16 October 2009

Less is more

Early in our marriage, I decided that despite the fact that I'd been told many times that my head was full of rocks, my experience with myself was consistent with my being a super-genius. And using the now-popular tactic that saying something often enough makes it true, I made sure I told Karen of my super-geniosity whenever it was convenient for me. Which was often.

All of that changed on an airline flight. I was flying alone in the pre-ipod era, and being a super-genius, I'd forgotten to bring anything productive, or even fun, to read. So I was left with the airline's in-flight magazine. Yadda yadda yadda "Kansas as the next great travel destination," yadda yadda yadda "amazing new kelp diet," yadda yadda yadda "are you a genius?", yadda yadda yadda... hold on there, "are you a genius?" Hell yeah, and I'd been looking for proof. All I had to do was take the 20-question test and add up the score. Piece of cake-- I've always tested well. It was a mix of logic questions and some deliberately seemingly-easy-but-there's-a-trick puzzle questions. I forget what the time limit on the test was (this was serious business), but I finished early. Looking good.

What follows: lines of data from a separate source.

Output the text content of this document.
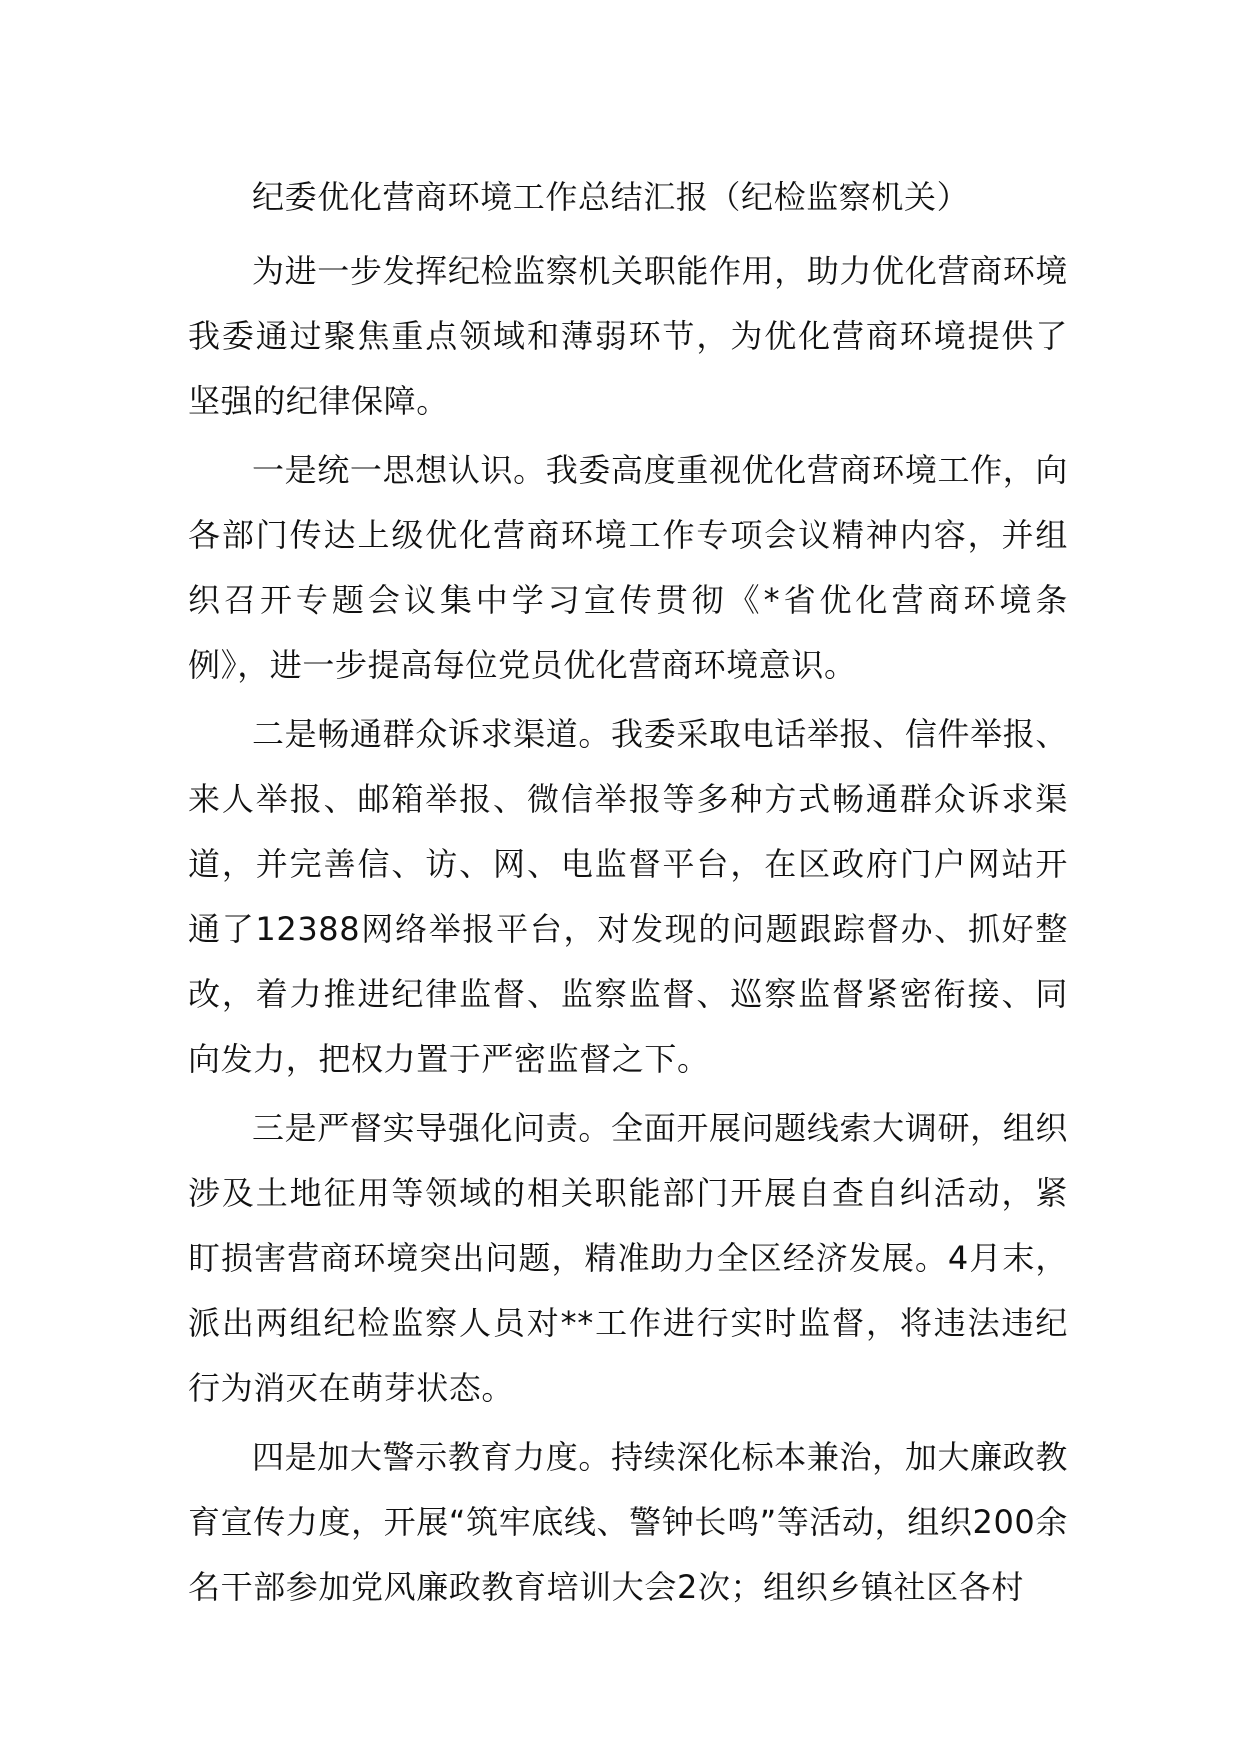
纪委优化营商环境工作总结汇报（纪检监察机关）

为进一步发挥纪检监察机关职能作用，助力优化营商环境我委通过聚焦重点领域和薄弱环节，为优化营商环境提供了坚强的纪律保障。

一是统一思想认识。我委高度重视优化营商环境工作，向各部门传达上级优化营商环境工作专项会议精神内容，并组织召开专题会议集中学习宣传贯彻《*省优化营商环境条例》，进一步提高每位党员优化营商环境意识。

二是畅通群众诉求渠道。我委采取电话举报、信件举报、来人举报、邮箱举报、微信举报等多种方式畅通群众诉求渠道，并完善信、访、网、电监督平台，在区政府门户网站开通了12388网络举报平台，对发现的问题跟踪督办、抓好整改，着力推进纪律监督、监察监督、巡察监督紧密衔接、同向发力，把权力置于严密监督之下。

三是严督实导强化问责。全面开展问题线索大调研，组织涉及土地征用等领域的相关职能部门开展自查自纠活动，紧盯损害营商环境突出问题，精准助力全区经济发展。4月末，派出两组纪检监察人员对**工作进行实时监督，将违法违纪行为消灭在萌芽状态。

四是加大警示教育力度。持续深化标本兼治，加大廉政教育宣传力度，开展“筑牢底线、警钟长鸣”等活动，组织200余名干部参加党风廉政教育培训大会2次；组织乡镇社区各村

Found the answers in the back of the magazine and checked my score. Yup, yup, yup, got that one, yup, yup... I knew it was going to be a piece of cake. I was killing it. Until number 14. Got #14 wrong. Got it wrong by making a dumb mistake. That was the only one I missed.

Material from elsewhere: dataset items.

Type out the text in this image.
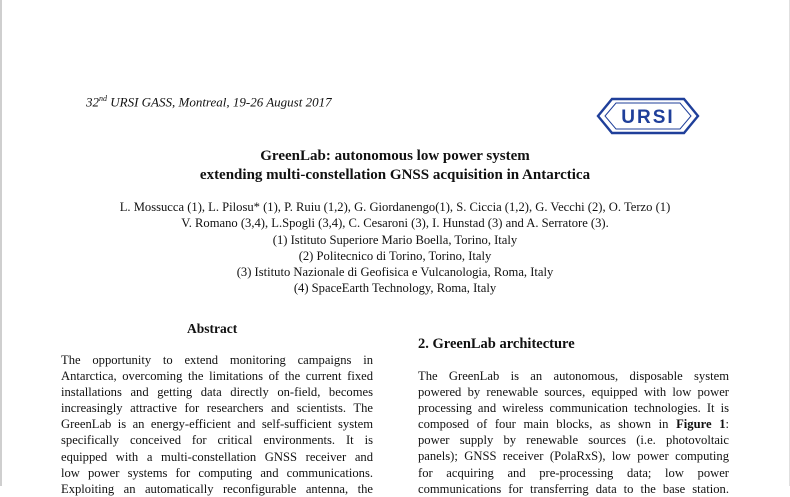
32nd URSI GASS, Montreal, 19-26 August 2017
URSI
GreenLab: autonomous low power system
extending multi-constellation GNSS acquisition in Antarctica
L. Mossucca (1), L. Pilosu* (1), P. Ruiu (1,2), G. Giordanengo(1), S. Ciccia (1,2), G. Vecchi (2), O. Terzo (1)
V. Romano (3,4), L.Spogli (3,4), C. Cesaroni (3), I. Hunstad (3) and A. Serratore (3).
(1) Istituto Superiore Mario Boella, Torino, Italy
(2) Politecnico di Torino, Torino, Italy
(3) Istituto Nazionale di Geofisica e Vulcanologia, Roma, Italy
(4) SpaceEarth Technology, Roma, Italy
Abstract
2. GreenLab architecture
The opportunity to extend monitoring campaigns in
Antarctica, overcoming the limitations of the current fixed
installations and getting data directly on-field, becomes
increasingly attractive for researchers and scientists. The
GreenLab is an energy-efficient and self-sufficient system
specifically conceived for critical environments. It is
equipped with a multi-constellation GNSS receiver and
low power systems for computing and communications.
Exploiting an automatically reconfigurable antenna, the
The GreenLab is an autonomous, disposable system
powered by renewable sources, equipped with low power
processing and wireless communication technologies. It is
composed of four main blocks, as shown in Figure 1:
power supply by renewable sources (i.e. photovoltaic
panels); GNSS receiver (PolaRxS), low power computing
for acquiring and pre-processing data; low power
communications for transferring data to the base station.
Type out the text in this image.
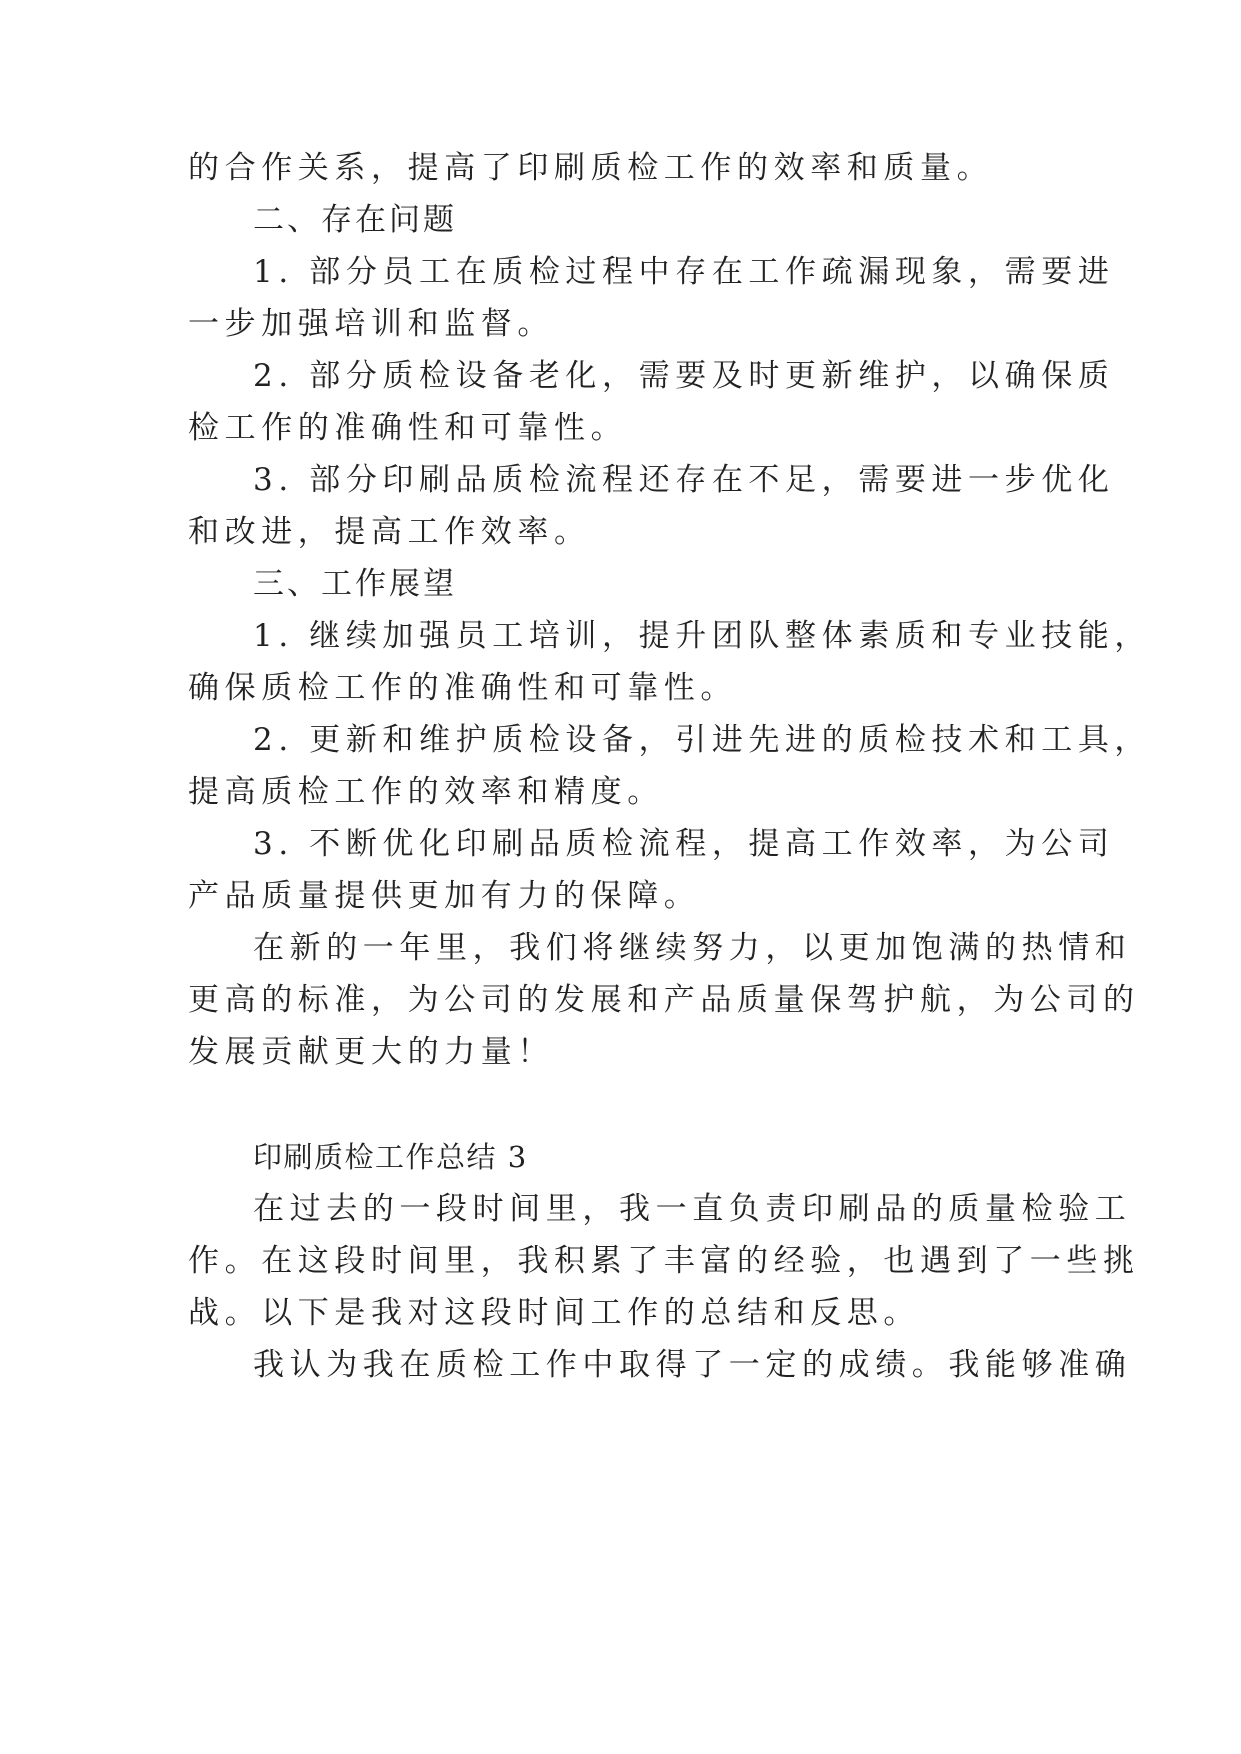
的合作关系，提高了印刷质检工作的效率和质量。
二、存在问题
1. 部分员工在质检过程中存在工作疏漏现象，需要进
一步加强培训和监督。
2. 部分质检设备老化，需要及时更新维护，以确保质
检工作的准确性和可靠性。
3. 部分印刷品质检流程还存在不足，需要进一步优化
和改进，提高工作效率。
三、工作展望
1. 继续加强员工培训，提升团队整体素质和专业技能，
确保质检工作的准确性和可靠性。
2. 更新和维护质检设备，引进先进的质检技术和工具，
提高质检工作的效率和精度。
3. 不断优化印刷品质检流程，提高工作效率，为公司
产品质量提供更加有力的保障。
在新的一年里，我们将继续努力，以更加饱满的热情和
更高的标准，为公司的发展和产品质量保驾护航，为公司的
发展贡献更大的力量！
印刷质检工作总结 3
在过去的一段时间里，我一直负责印刷品的质量检验工
作。在这段时间里，我积累了丰富的经验，也遇到了一些挑
战。以下是我对这段时间工作的总结和反思。
我认为我在质检工作中取得了一定的成绩。我能够准确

And it cost me. If I'd gotten them all right, I'd have earned the title of super-genius. As it was, I was only a genius-plus-plus. I thought about the circumstances. I'd just made a silly careless error. A dumb mistake I'd have caught anywhere but on an airplane. I was sure of it. I may not be a super-genius, but I wasn't a cheater, either. It's one thing to be certain of being a super-genius with no evidence to the contrary, but to ignore the results of an airline publication-approved IQ test would be recklessly irresponsible, an insult to the publication and to real super-geniuses, alike.

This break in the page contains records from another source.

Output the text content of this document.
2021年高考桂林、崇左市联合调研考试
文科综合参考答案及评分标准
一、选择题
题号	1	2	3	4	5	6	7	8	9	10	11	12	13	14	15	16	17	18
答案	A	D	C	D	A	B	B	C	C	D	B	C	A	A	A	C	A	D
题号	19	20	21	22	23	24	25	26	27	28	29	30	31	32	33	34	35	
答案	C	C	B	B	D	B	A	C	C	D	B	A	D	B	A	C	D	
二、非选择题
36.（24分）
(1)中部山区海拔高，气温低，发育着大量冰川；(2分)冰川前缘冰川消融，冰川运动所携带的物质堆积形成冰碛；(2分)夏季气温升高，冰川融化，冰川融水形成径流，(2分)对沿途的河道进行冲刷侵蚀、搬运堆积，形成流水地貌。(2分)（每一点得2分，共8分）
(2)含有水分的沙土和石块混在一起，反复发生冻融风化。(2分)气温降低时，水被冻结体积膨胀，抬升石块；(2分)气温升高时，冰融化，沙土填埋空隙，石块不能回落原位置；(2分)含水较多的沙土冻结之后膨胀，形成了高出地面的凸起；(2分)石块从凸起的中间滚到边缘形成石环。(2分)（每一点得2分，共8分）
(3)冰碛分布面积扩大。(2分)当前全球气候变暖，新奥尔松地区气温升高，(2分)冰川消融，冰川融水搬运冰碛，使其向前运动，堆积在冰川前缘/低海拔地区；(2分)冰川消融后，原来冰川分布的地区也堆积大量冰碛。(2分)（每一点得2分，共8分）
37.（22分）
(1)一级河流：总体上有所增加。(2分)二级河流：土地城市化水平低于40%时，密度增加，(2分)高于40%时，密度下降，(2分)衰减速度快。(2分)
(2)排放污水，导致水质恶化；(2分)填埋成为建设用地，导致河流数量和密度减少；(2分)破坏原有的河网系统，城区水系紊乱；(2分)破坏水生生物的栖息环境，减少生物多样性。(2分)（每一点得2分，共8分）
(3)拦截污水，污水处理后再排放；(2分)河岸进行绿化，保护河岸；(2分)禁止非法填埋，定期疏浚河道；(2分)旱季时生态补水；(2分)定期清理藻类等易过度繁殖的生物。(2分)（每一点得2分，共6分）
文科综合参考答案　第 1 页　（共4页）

It was hard to handle the disappointment. To have the bedrock of your entire belief system revealed as fraud is hard. To have it happen 30,000 feet in the air, without access to your emotional support network, is devastating. Somehow I made it to my destination. And being an honest not-super-genius, I told Karen right away. She tried to make me feel better: "genius-plus-plus is still pretty good." Yeah, but it doesn't roll off the tongue, does it.

I've moved on in the many years since then, aside from the occasional nightmare revisiting the flight, usually right around performance evaluation time. I think I've grown.

What does this have to do with Paris? Well, shortly before flying to Italy, I bought a bathroom scale. The airlines are so fussy about baggage weights these days, and the penalties are so high, especially if your bags have bikes in them and so switch from "personal luggage" category to the "sporting equipment" category if you're a gram over the limit, that we decided it was worth the 25 eurobucks to know exactly what could go in which bag. We did a superb job of packing. We were half a kilo under on each bag going and even managed to remember what went into which bag on returning. Even the evil check-in people were impressed.

As long as we had the scale, I decided to weigh myself. And to my surprise, after the most frustrating year of riding and by a wide margin the year of largest wine consumption in my life, my weight was down essentially to racing weight. Hmm. Returning from Italy, where we eat a lot, it was a kilo less, yet. Double hmm.

The weird thing is that I don't think I'm that skinny. I've been really lean before, and I'm definitely not race-lean. So if I'm not skinny but I weigh less, what's going on?

The answer is obvious-- I've gotten smarter. If my body isn't different, it must be my head that's lighter: my head has fewer rocks in it. And that loss of rocks must mean I'm smarter. Which can only mean, after all of these years, that I'm finally really a super-genius.

All I need it an airline publication IQ test to prove it.

Which is why I'm taking the train from now on.